This work addresses the significant disparity in computational and bandwidth demands across different regions of graphics workloads, which conventional homogeneous GPUs struggle to handle efficiently. To overcome this limitation, the authors propose KHEPRI, a novel GPU architecture that introduces heterogeneous cores into the graphics pipeline for the first time, integrating compute-optimized and memory-optimized processing units. A zero-overhead dynamic scheduler, leveraging inter-frame coherence, adaptively assigns tiles to the most suitable core type based on their characteristics. This approach achieves both load balancing and data locality without additional hardware overhead. Experimental results demonstrate that KHEPRI improves average performance by 9.2%, increases frame rate by 7.3%, and reduces total energy consumption by 4.8% compared to traditional homogeneous GPUs.

Heterogeneous architectures can deliver higher performance and energy efficiency than symmetric counterparts by using multiple architectures tuned to different types of workloads. While previous works focused on CPUs, this work extends the concept of heterogeneity to GPUs by proposing KHEPRI, a heterogeneous GPU architecture for graphics applications.
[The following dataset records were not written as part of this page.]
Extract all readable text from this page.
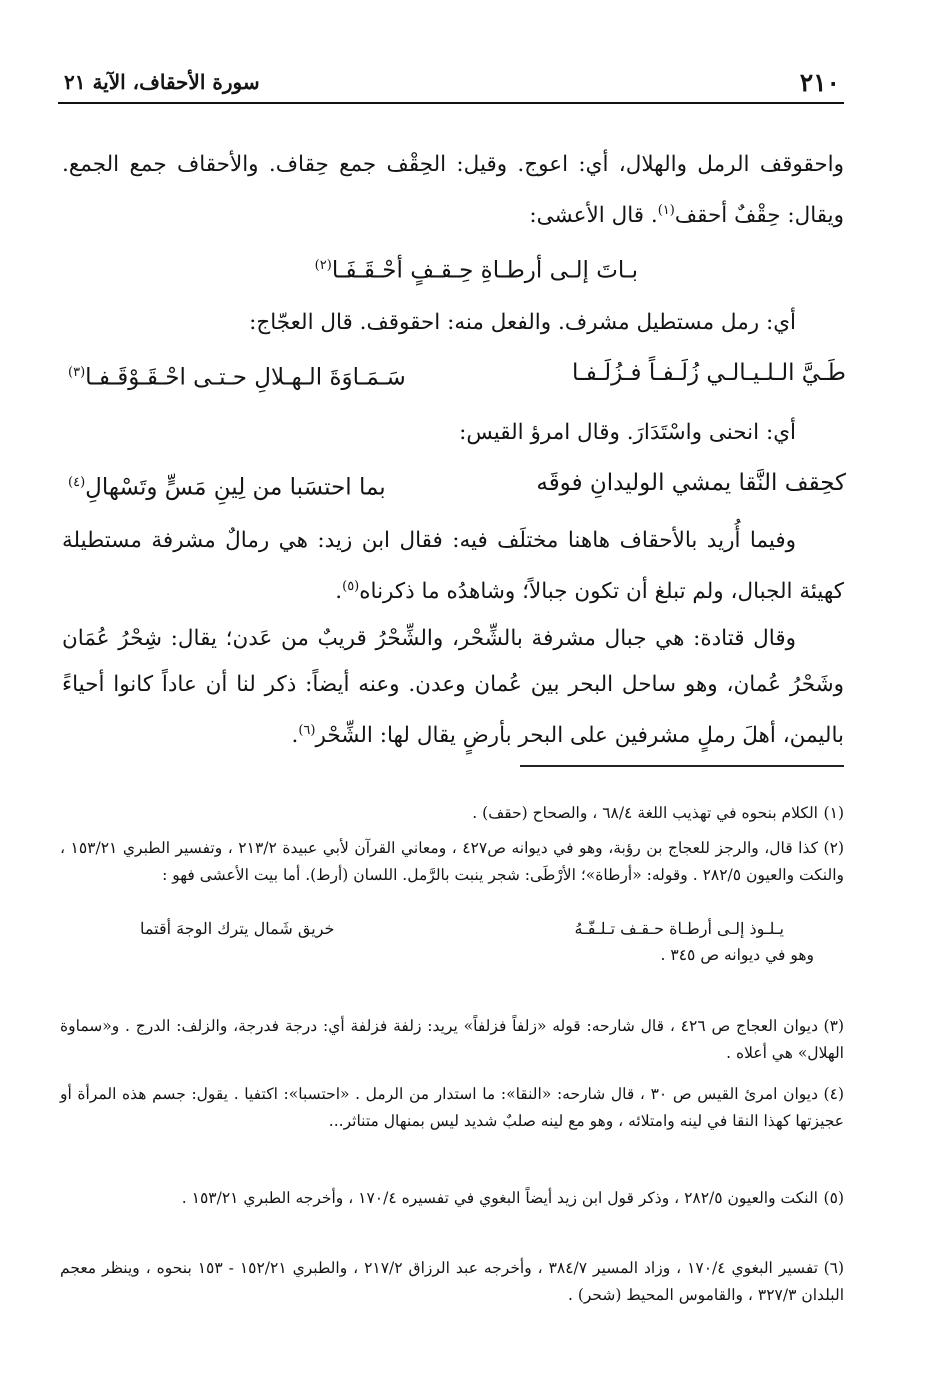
٢١٠
سورة الأحقاف، الآية ٢١

واحقوقف الرمل والهلال، أي: اعوج. وقيل: الحِقْف جمع حِقاف. والأحقاف جمع الجمع. ويقال: حِقْفٌ أحقف$^{(١)}$. قال الأعشى:

بـاتَ إلـى أرطـاةِ حِـقـفٍ أحْـقَـفَـا$^{(٢)}$

أي: رمل مستطيل مشرف. والفعل منه: احقوقف. قال العجّاج:

طَـيَّ الـلـيـالـي زُلَـفـاً فـزُلَـفـا
سَـمَـاوَةَ الـهـلالِ حـتـى احْـقَـوْقَـفـا$^{(٣)}$

أي: انحنى واسْتَدَارَ. وقال امرؤ القيس:

كحِقف النَّقا يمشي الوليدانِ فوقَه
بما احتسَبا من لِينِ مَسٍّ وتَسْهالِ$^{(٤)}$

وفيما أُريد بالأحقاف هاهنا مختلَف فيه: فقال ابن زيد: هي رمالٌ مشرفة مستطيلة كهيئة الجبال، ولم تبلغ أن تكون جبالاً؛ وشاهدُه ما ذكرناه$^{(٥)}$.

وقال قتادة: هي جبال مشرفة بالشِّحْر، والشِّحْرُ قريبٌ من عَدن؛ يقال: شِحْرُ عُمَان وشَحْرُ عُمان، وهو ساحل البحر بين عُمان وعدن. وعنه أيضاً: ذكر لنا أن عاداً كانوا أحياءً باليمن، أهلَ رملٍ مشرفين على البحر بأرضٍ يقال لها: الشِّحْر$^{(٦)}$.

(١)الكلام بنحوه في تهذيب اللغة ٦٨/٤ ، والصحاح (حقف) .

(٢)كذا قال، والرجز للعجاج بن رؤبة، وهو في ديوانه ص٤٢٧ ، ومعاني القرآن لأبي عبيدة ٢١٣/٢ ، وتفسير الطبري ١٥٣/٢١ ، والنكت والعيون ٢٨٢/٥ . وقوله: «أرطاة»؛ الأرْطَى: شجر ينبت بالرَّمل. اللسان (أرط). أما بيت الأعشى فهو :

يـلـوذ إلـى أرطـاة حـقـف تـلـفّـهُ
خريق شَمال يترك الوجهَ أقتما

وهو في ديوانه ص ٣٤٥ .

(٣)ديوان العجاج ص ٤٢٦ ، قال شارحه: قوله «زلفاً فزلفاً» يريد: زلفة فزلفة أي: درجة فدرجة، والزلف: الدرج . و«سماوة الهلال» هي أعلاه .

(٤)ديوان امرئ القيس ص ٣٠ ، قال شارحه: «النقا»: ما استدار من الرمل . «احتسبا»: اكتفيا . يقول: جسم هذه المرأة أو عجيزتها كهذا النقا في لينه وامتلائه ، وهو مع لينه صلبٌ شديد ليس بمنهال متناثر...

(٥)النكت والعيون ٢٨٢/٥ ، وذكر قول ابن زيد أيضاً البغوي في تفسيره ١٧٠/٤ ، وأخرجه الطبري ١٥٣/٢١ .

(٦)تفسير البغوي ١٧٠/٤ ، وزاد المسير ٣٨٤/٧ ، وأخرجه عبد الرزاق ٢١٧/٢ ، والطبري ١٥٢/٢١ - ١٥٣ بنحوه ، وينظر معجم البلدان ٣٢٧/٣ ، والقاموس المحيط (شحر) .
Scenes in graphics applications showcase diversity, as they consist of many objects with varying levels of complexity. As a result, computational intensity and memory bandwidth requirements differ significantly across different regions of each scene. To address this variability, our proposal includes two types of cores: cores optimized for high ILP (compute-specialized) and cores that tolerate a higher number of simultaneously outstanding cache misses (memory-specialized). A key component of the proposed architecture is a novel work scheduler that dynamically assigns each part of a frame (i.e., a tile) to the most suitable core. Designing this scheduler is particularly challenging, as it must preserve data locality; otherwise, the benefits of heterogeneity may be offset by the penalty of additional cache misses. Additionally, the scheduler requires knowledge of each tile's characteristics before rendering it. For this purpose, KHEPRI leverages frame-to-frame coherence to predict the behavior of each tile based on that of the corresponding tile in the previous frame. Evaluations across a wide range of commercial animated graphics applications show that, compared to a traditional homogeneous GPU, KHEPRI achieves an average performance improvement of 9.2%, a throughput increase (frames per second) of 7.3%, and a total GPU energy reduction of 4.8%. Importantly, these benefits are achieved without any hardware overhead.